TensorBoard is a popular model visualization tool. TensorBoard is supported by both TensorFlow and PyTorch.

With Spell, you can easily use TensorBoard to visually examine your model training jobs.

Tensorboard example

Enabling TensorBoard in a run

TensorBoard operates by reading from an event file which you generate and write to over the course of a run. To enable the TensorBoard integration, set the value of the --tensorboard-dir flag in your spell run or spell hyper command to the directory containing these files. For example:

$ spell run --machine-type t4 \
    --github-url \
    --tensorboard-dir /spell/tensorboard/ \
    python models/

Your training script will need to use the TensorBoard API to write to this directory over the course of the run (see our demo training script for an example of how this works).

Viewing the TensorBoard for a run

You can access the TensorBoard for in-progress runs by visiting the run details page in the web console and clicking on the "Open" button in the section TensorBoard.

You can access the TensorBoard for runs that have finished executing in the same place. In this case, the run details card will contain a "Start" button instead:

Open tensorboard run

In-progress runs with TensorBoard enabled will keep a TensorBoard instance running in the background for the duration of the run. As a result, if the run finishes and Spell cleans the machine up while you are still on the TensorBoard page, you will lose access to TensorBoard.

For runs that have finished running, TensorBoard is run on a brand-new machine unrelated to the machine that executed the original run. The TensorBoard log files from the original machine, which were backed up to SpellFS, will be moved onto the new machine, a TensorBoard instance will be spun up, and you will be connected to it in the web.

You may execute this new TensorBoard run on any machine type you have defined in your organization (we recommend just using the basic cpu instance). The run will queue alongside any other runs requesting that machine type. It is has the same priority as any other run. It will not appear in the uncategorized runs list page, but it will appear amongst the runs queued on the cluster management page.
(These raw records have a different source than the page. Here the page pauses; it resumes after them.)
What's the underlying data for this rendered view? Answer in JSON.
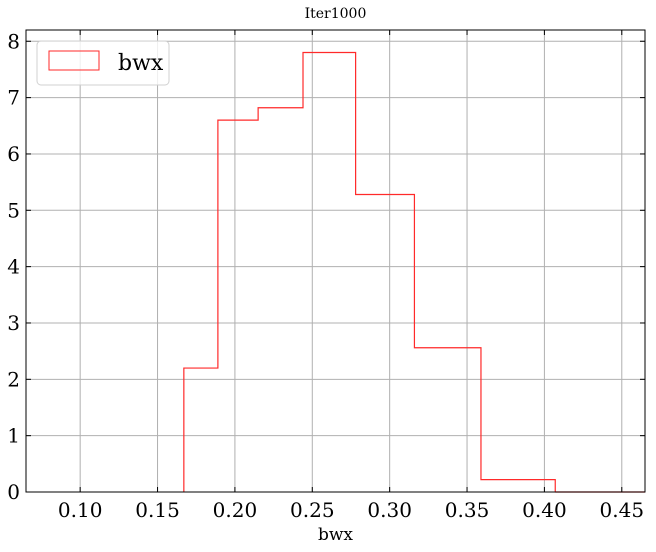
{
  "chart_data": {
    "type": "histogram",
    "title": "Iter1000",
    "xlabel": "bwx",
    "ylabel": "",
    "xlim": [
      0.065,
      0.465
    ],
    "ylim": [
      0,
      8.2
    ],
    "xticks": [
      0.1,
      0.15,
      0.2,
      0.25,
      0.3,
      0.35,
      0.4,
      0.45
    ],
    "xtick_labels": [
      "0.10",
      "0.15",
      "0.20",
      "0.25",
      "0.30",
      "0.35",
      "0.40",
      "0.45"
    ],
    "yticks": [
      0,
      1,
      2,
      3,
      4,
      5,
      6,
      7,
      8
    ],
    "ytick_labels": [
      "0",
      "1",
      "2",
      "3",
      "4",
      "5",
      "6",
      "7",
      "8"
    ],
    "grid": true,
    "legend_position": "top-left",
    "series": [
      {
        "name": "bwx",
        "color": "#ff2a2a",
        "histtype": "step",
        "bin_edges": [
          0.167,
          0.189,
          0.215,
          0.244,
          0.278,
          0.316,
          0.359,
          0.407
        ],
        "values": [
          2.2,
          6.6,
          6.82,
          7.8,
          5.28,
          2.56,
          0.22
        ]
      }
    ]
  }
}
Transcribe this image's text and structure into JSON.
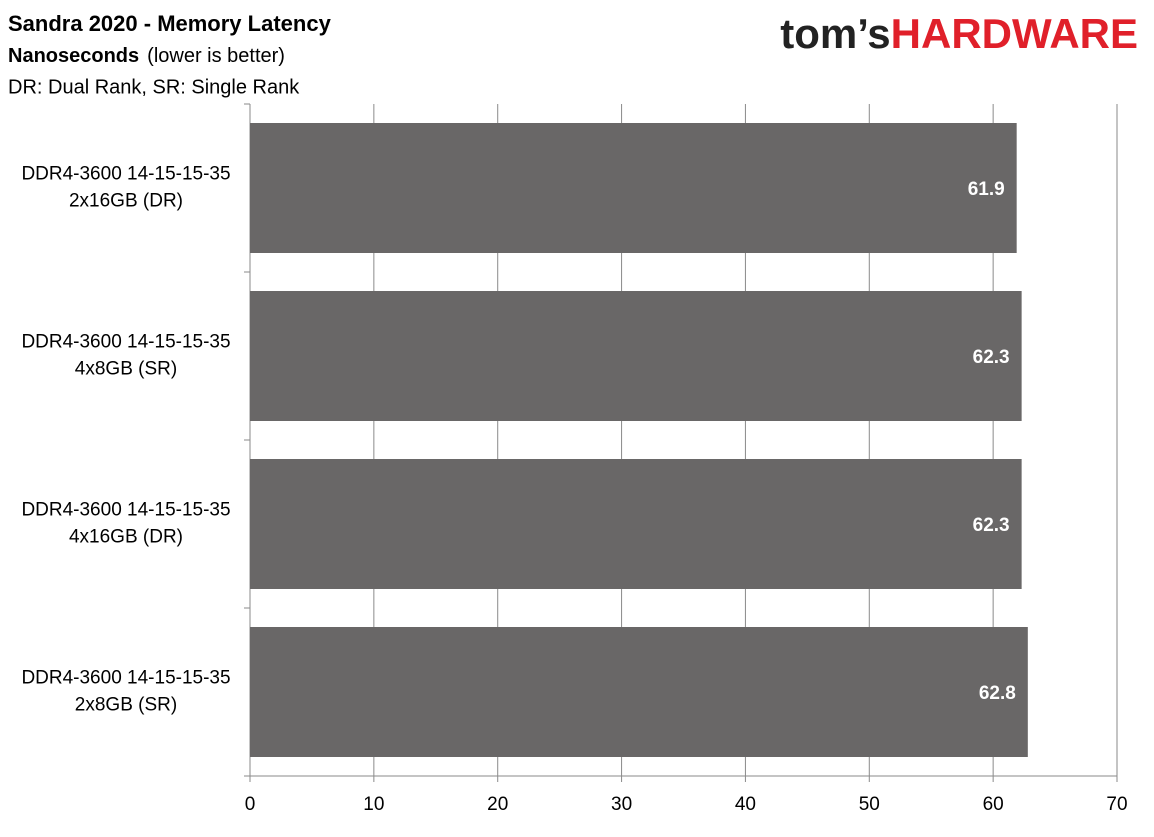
{
  "chart_data": {
    "type": "bar",
    "orientation": "horizontal",
    "title": "Sandra 2020 - Memory Latency",
    "subtitle": "Nanoseconds",
    "subtitle_note": "(lower is better)",
    "note": "DR: Dual Rank, SR: Single Rank",
    "logo": {
      "left": "tom’s",
      "right": "HARDWARE"
    },
    "categories": [
      [
        "DDR4-3600 14-15-15-35",
        "2x16GB (DR)"
      ],
      [
        "DDR4-3600 14-15-15-35",
        "4x8GB (SR)"
      ],
      [
        "DDR4-3600 14-15-15-35",
        "4x16GB (DR)"
      ],
      [
        "DDR4-3600 14-15-15-35",
        "2x8GB (SR)"
      ]
    ],
    "values": [
      61.9,
      62.3,
      62.3,
      62.8
    ],
    "color": "#696767",
    "xlim": [
      0,
      70
    ],
    "xticks": [
      0,
      10,
      20,
      30,
      40,
      50,
      60,
      70
    ],
    "grid": true
  }
}
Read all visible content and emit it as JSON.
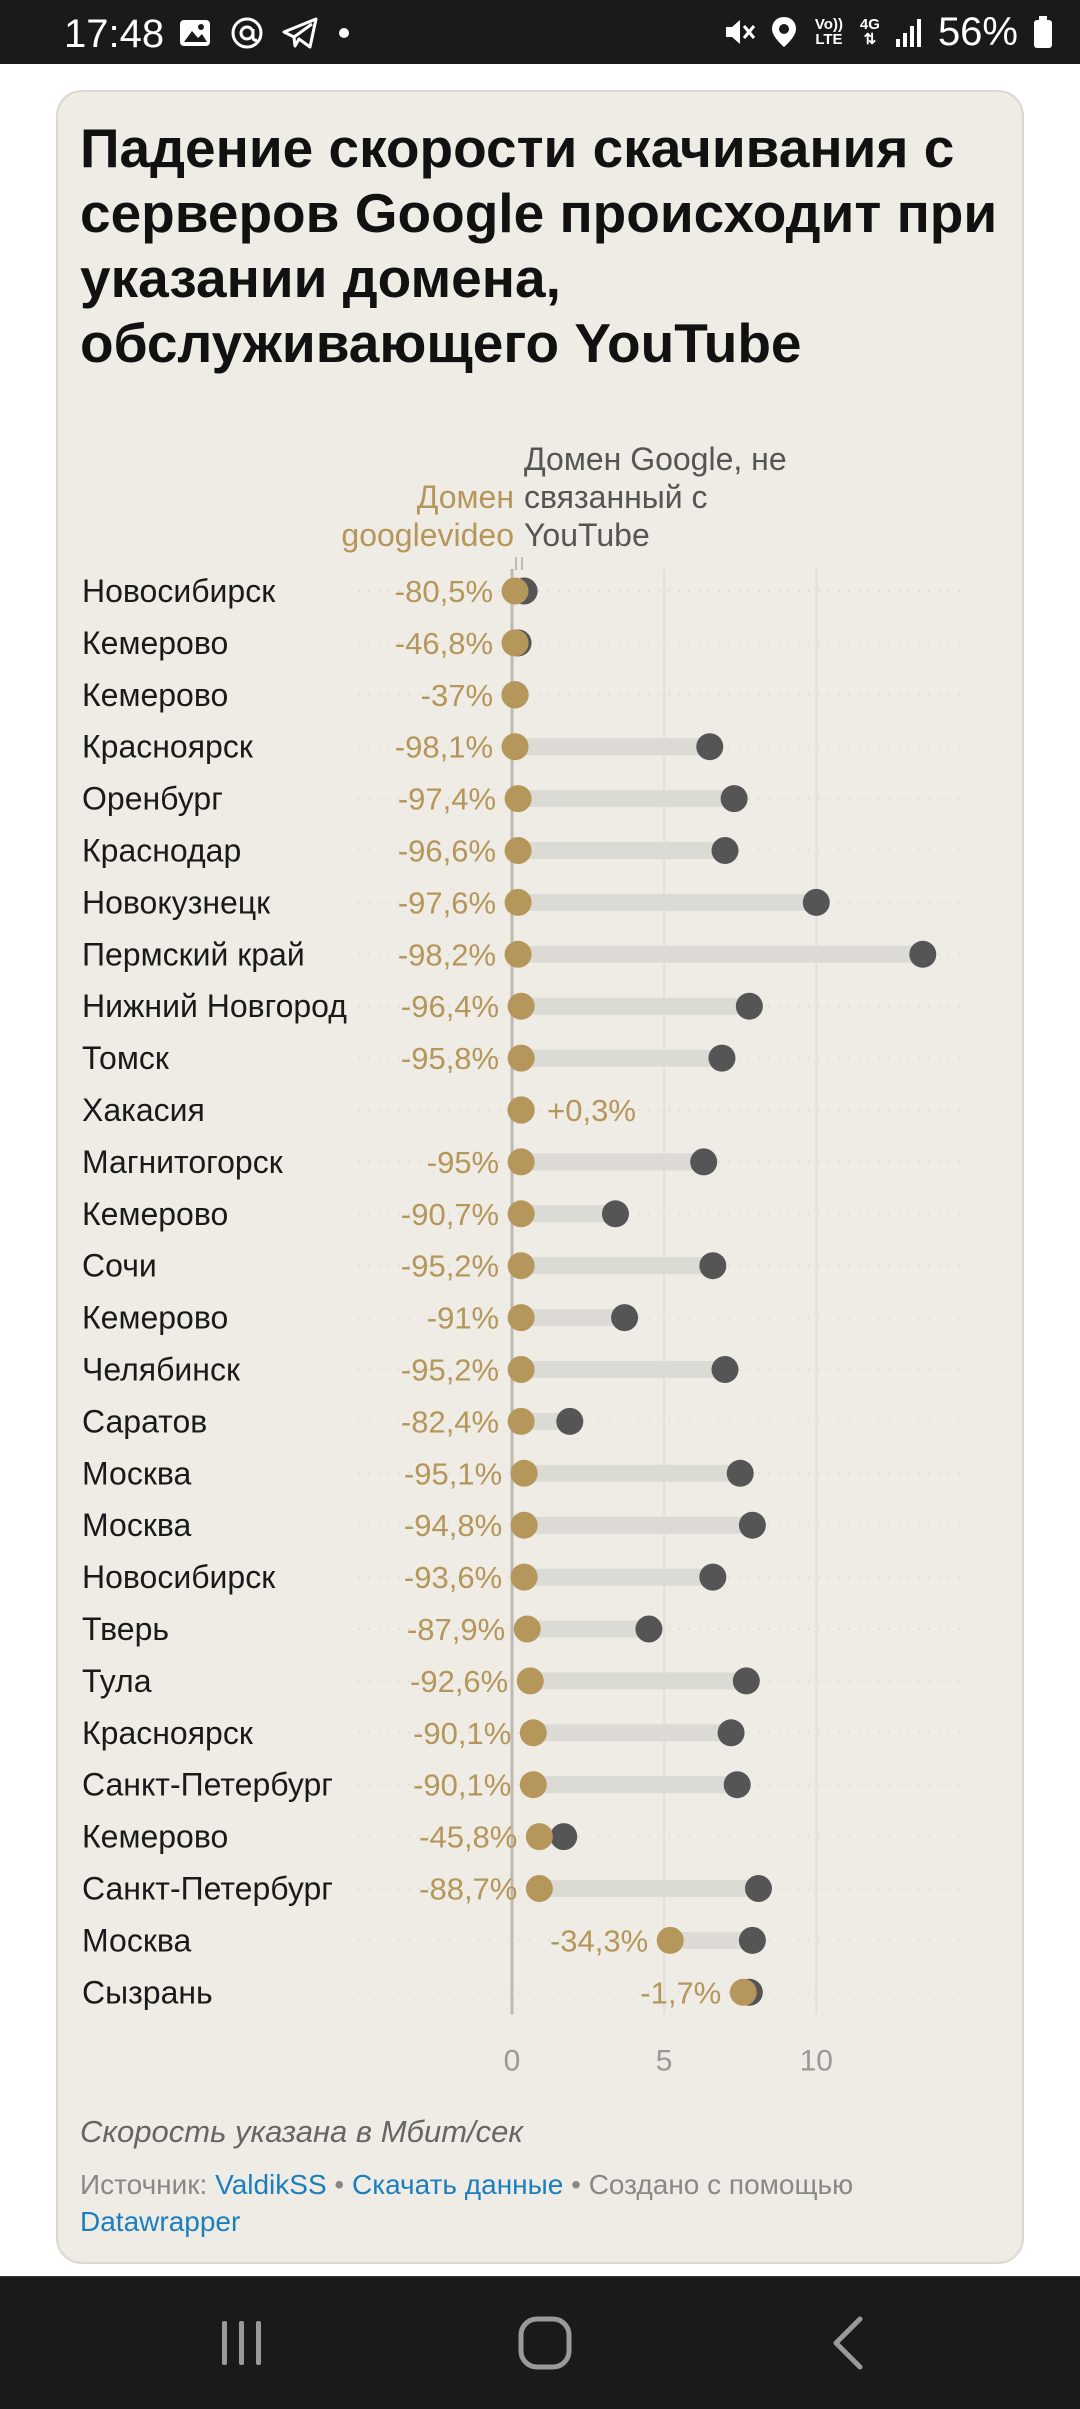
{
  "status_bar": {
    "time": "17:48",
    "battery": "56%",
    "left_icons": [
      "image-icon",
      "at-icon",
      "telegram-icon",
      "dot-icon"
    ],
    "right_icons": [
      "mute-icon",
      "location-icon",
      "volte-icon",
      "4g-icon",
      "signal-icon",
      "battery-icon"
    ],
    "volte_label": "Vo)) LTE",
    "net_label": "4G"
  },
  "card": {
    "title": "Падение скорости скачивания с серверов Google происходит при указании домена, обслуживающего YouTube",
    "legend_gold": "Домен googlevideo",
    "legend_gray": "Домен Google, не связанный с YouTube",
    "note": "Скорость указана в Мбит/сек",
    "source_prefix": "Источник:",
    "source_link": "ValdikSS",
    "sep1": "•",
    "download_link": "Скачать данные",
    "sep2": "•",
    "made_with": "Создано с помощью",
    "datawrapper_link": "Datawrapper"
  },
  "chart_data": {
    "type": "dot-range",
    "xlim": [
      0,
      14
    ],
    "x_ticks": [
      "0",
      "5",
      "10"
    ],
    "x_tick_values": [
      0,
      5,
      10
    ],
    "colors": {
      "googlevideo": "#b5965b",
      "google": "#555555",
      "range": "#dcdad4",
      "grid": "#e2dfd8"
    },
    "series": [
      {
        "name": "Домен googlevideo",
        "key": "googlevideo"
      },
      {
        "name": "Домен Google, не связанный с YouTube",
        "key": "google"
      }
    ],
    "rows": [
      {
        "city": "Новосибирск",
        "pct": "-80,5%",
        "googlevideo": 0.1,
        "google": 0.4
      },
      {
        "city": "Кемерово",
        "pct": "-46,8%",
        "googlevideo": 0.1,
        "google": 0.2
      },
      {
        "city": "Кемерово",
        "pct": "-37%",
        "googlevideo": 0.1,
        "google": 0.1
      },
      {
        "city": "Красноярск",
        "pct": "-98,1%",
        "googlevideo": 0.1,
        "google": 6.5
      },
      {
        "city": "Оренбург",
        "pct": "-97,4%",
        "googlevideo": 0.2,
        "google": 7.3
      },
      {
        "city": "Краснодар",
        "pct": "-96,6%",
        "googlevideo": 0.2,
        "google": 7.0
      },
      {
        "city": "Новокузнецк",
        "pct": "-97,6%",
        "googlevideo": 0.2,
        "google": 10.0
      },
      {
        "city": "Пермский край",
        "pct": "-98,2%",
        "googlevideo": 0.2,
        "google": 13.5
      },
      {
        "city": "Нижний Новгород",
        "pct": "-96,4%",
        "googlevideo": 0.3,
        "google": 7.8
      },
      {
        "city": "Томск",
        "pct": "-95,8%",
        "googlevideo": 0.3,
        "google": 6.9
      },
      {
        "city": "Хакасия",
        "pct": "+0,3%",
        "googlevideo": 0.3,
        "google": 0.3
      },
      {
        "city": "Магнитогорск",
        "pct": "-95%",
        "googlevideo": 0.3,
        "google": 6.3
      },
      {
        "city": "Кемерово",
        "pct": "-90,7%",
        "googlevideo": 0.3,
        "google": 3.4
      },
      {
        "city": "Сочи",
        "pct": "-95,2%",
        "googlevideo": 0.3,
        "google": 6.6
      },
      {
        "city": "Кемерово",
        "pct": "-91%",
        "googlevideo": 0.3,
        "google": 3.7
      },
      {
        "city": "Челябинск",
        "pct": "-95,2%",
        "googlevideo": 0.3,
        "google": 7.0
      },
      {
        "city": "Саратов",
        "pct": "-82,4%",
        "googlevideo": 0.3,
        "google": 1.9
      },
      {
        "city": "Москва",
        "pct": "-95,1%",
        "googlevideo": 0.4,
        "google": 7.5
      },
      {
        "city": "Москва",
        "pct": "-94,8%",
        "googlevideo": 0.4,
        "google": 7.9
      },
      {
        "city": "Новосибирск",
        "pct": "-93,6%",
        "googlevideo": 0.4,
        "google": 6.6
      },
      {
        "city": "Тверь",
        "pct": "-87,9%",
        "googlevideo": 0.5,
        "google": 4.5
      },
      {
        "city": "Тула",
        "pct": "-92,6%",
        "googlevideo": 0.6,
        "google": 7.7
      },
      {
        "city": "Красноярск",
        "pct": "-90,1%",
        "googlevideo": 0.7,
        "google": 7.2
      },
      {
        "city": "Санкт-Петербург",
        "pct": "-90,1%",
        "googlevideo": 0.7,
        "google": 7.4
      },
      {
        "city": "Кемерово",
        "pct": "-45,8%",
        "googlevideo": 0.9,
        "google": 1.7
      },
      {
        "city": "Санкт-Петербург",
        "pct": "-88,7%",
        "googlevideo": 0.9,
        "google": 8.1
      },
      {
        "city": "Москва",
        "pct": "-34,3%",
        "googlevideo": 5.2,
        "google": 7.9
      },
      {
        "city": "Сызрань",
        "pct": "-1,7%",
        "googlevideo": 7.6,
        "google": 7.8
      }
    ]
  }
}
Hyperparameter search jobs launched using spell hyper similarly support the TensorBoard integration using the same --tensorboard-dir flag. For example:

$ spell hyper grid \
    --machine-type t4 \
    --param batch_size=16,32,64 \
    --param conv2_filters=32,64 \
    --github-url \
    --tensorboard-dir /spell/tensorboard/ \
    -- python models/ \
        --epochs 20 \
        --batch_size :batch_size: \
        --conv2_filters :conv2_filters:

Hyperparameter Searches launched using spell hyper support the TensorBoard integration using the same --tensorboard-dir flag. Similar to runs, the TensorBoard can be accessed via the TensorBoard section in the overview card on the hyperparameter search details page.

Open tensorboard hyper

Stopping a TensorBoard

The TensorBoard for an in-progress run cannot be stopped, as its lifetime is tied to the lifetime of the run. If you are on a run's TensorBoard page in the web console, and the run finishes and shuts down, you will lose access to TensorBoard automatically.

The TensorBoard for a finished run can be stopped by clicking on the "Stop" icon on the top right of the screen in TensorBoard. Additionally, note that all such TensorBoard runs are stopped automatically after 12 hours.

(Advanced) Comparing multiple runs using TensorBoard

Spell supports using TensorBoard to compare multiple runs.

To use this feature, navigate to the uncategorized runs or project runs page in the web console and select the runs you wish to compare. Then click on "Actions", then "Start TensorBoard".

TensorBoard for multiple runs

The resulting TensorBoard will contain data from all of the selected runs.

Multiple Tensorboard Runs